Postcards Of My Life #pcoml No. 11, …Down on the Farm.

My pap Ashcraft’s favorite chain restaurant, bar none, was Bob Evans. Pap was a hustler, selling at flea markets, changing inventory from season to season, and often traveling out of the state to resupply. Just one example, railroad policy involved changing the 6v lantern batteries in beacons, lanterns and train lamps very often, even if they had never been used. I believe it was monthly, but maybe even more frequently. The end result? Cases upon cases of basically brand new, top of the line, 6v lantern battens discarded monthly. My genius grandfather, former rail man, had an arrangement with the switching yard in Conway, PA, to dispose of the like new batteries monthly. The batteries had there own store room. Pap had his own key. Old batteries on the left, new on the right, never touch the new ones. A dozen in a box, dozens of boxes. It was not unusual for my grandfather to own several thousand 6v lantern batteries at a time. To the point that he would import lanterns from overseas by the case to sell at flea markets.

Which brings us back around to Bob Evans. Flea marketing is hard work and any day you are going to work hard you need a breakfast that will “stick to your ribs” since lunch may be late, or never. The best place to get that was Bob Evans. Why? Because my grandfather knew the Evans family and you supported friends. Pap knew everyone. And everyone knew him.
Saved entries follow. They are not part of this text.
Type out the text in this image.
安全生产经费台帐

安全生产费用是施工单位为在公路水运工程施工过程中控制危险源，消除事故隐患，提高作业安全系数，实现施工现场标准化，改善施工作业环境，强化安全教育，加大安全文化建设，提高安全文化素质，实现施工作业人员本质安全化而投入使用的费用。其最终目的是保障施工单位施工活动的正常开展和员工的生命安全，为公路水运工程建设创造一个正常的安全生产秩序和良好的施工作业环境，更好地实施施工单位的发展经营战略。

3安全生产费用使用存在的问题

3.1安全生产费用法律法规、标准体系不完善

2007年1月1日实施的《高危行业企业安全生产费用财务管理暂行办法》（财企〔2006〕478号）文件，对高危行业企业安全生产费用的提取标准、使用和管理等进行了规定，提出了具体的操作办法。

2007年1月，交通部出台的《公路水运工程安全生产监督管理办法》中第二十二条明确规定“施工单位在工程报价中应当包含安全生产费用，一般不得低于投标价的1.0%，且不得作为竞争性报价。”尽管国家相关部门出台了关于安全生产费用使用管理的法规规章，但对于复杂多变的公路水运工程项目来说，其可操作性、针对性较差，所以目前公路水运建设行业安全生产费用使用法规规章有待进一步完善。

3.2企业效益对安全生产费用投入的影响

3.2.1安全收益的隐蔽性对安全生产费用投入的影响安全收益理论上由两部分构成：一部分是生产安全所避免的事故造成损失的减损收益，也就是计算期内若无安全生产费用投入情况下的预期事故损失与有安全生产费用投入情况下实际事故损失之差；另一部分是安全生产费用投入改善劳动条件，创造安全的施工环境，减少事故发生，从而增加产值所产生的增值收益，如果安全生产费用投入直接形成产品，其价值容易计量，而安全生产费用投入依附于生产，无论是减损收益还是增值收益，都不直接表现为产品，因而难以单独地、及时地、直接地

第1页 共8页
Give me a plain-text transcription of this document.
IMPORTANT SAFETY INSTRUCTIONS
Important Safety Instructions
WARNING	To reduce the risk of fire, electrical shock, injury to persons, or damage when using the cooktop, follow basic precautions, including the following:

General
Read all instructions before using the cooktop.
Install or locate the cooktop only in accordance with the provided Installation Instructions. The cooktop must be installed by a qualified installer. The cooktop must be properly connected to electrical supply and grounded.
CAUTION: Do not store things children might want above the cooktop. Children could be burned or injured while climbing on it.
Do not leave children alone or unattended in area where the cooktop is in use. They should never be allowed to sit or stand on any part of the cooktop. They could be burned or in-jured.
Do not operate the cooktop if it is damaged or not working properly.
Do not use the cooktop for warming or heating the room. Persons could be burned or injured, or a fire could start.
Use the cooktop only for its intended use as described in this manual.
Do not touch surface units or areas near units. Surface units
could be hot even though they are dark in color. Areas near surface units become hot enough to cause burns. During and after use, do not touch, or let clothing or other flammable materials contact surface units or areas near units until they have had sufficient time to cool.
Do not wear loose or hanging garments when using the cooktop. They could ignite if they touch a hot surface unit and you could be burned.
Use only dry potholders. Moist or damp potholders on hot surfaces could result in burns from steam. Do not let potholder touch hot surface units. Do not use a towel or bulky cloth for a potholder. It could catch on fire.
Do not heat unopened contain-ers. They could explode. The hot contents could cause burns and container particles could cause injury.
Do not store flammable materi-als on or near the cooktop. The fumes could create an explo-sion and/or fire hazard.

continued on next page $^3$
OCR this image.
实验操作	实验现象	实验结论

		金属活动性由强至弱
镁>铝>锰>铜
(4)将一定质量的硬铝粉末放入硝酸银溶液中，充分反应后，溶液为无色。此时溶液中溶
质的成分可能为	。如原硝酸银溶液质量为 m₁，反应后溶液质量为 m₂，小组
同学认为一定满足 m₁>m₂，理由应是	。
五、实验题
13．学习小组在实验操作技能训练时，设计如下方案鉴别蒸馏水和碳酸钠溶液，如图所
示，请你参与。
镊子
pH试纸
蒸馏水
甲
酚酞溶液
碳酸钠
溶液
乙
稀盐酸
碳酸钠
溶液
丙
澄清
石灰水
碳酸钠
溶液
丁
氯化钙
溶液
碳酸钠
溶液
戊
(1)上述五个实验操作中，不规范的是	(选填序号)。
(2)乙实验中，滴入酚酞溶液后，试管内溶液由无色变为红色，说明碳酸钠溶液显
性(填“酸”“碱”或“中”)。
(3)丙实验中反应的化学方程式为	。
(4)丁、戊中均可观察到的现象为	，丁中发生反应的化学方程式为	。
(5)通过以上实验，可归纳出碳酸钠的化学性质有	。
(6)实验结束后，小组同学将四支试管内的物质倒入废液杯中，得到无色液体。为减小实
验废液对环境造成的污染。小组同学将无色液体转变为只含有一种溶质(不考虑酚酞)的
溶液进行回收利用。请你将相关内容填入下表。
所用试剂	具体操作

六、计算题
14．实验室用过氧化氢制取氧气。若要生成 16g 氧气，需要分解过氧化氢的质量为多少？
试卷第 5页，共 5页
Pap had a way of setting his placemat. He would put a drop of honey or syrup at each upper corner and stick it to the counter. We almost always ate at the counter, the service was amazing and fast. We’d hit Bob Evan’s before daylight and be on the road as the sun was coming up to hustle the wares. Lanterns with free batteries for an amazing price… You can’t sell a used battery, pap would say. But you can give it away with a lantern or flashlight that is the same cost as everyone else sells them without a battery. Growing up I must have helped sell enough lanterns to light up a decent sized city. I was only able to help in the summer. Pap did it most of the year. You might recall that pap also sold Knapp shoes to guys on the railroad… At Conway, PA. Every trip anywhere had more than one purpose. My pap was a hard working man and set his own course. I miss him. I miss that he was unique but so like every other man of his era.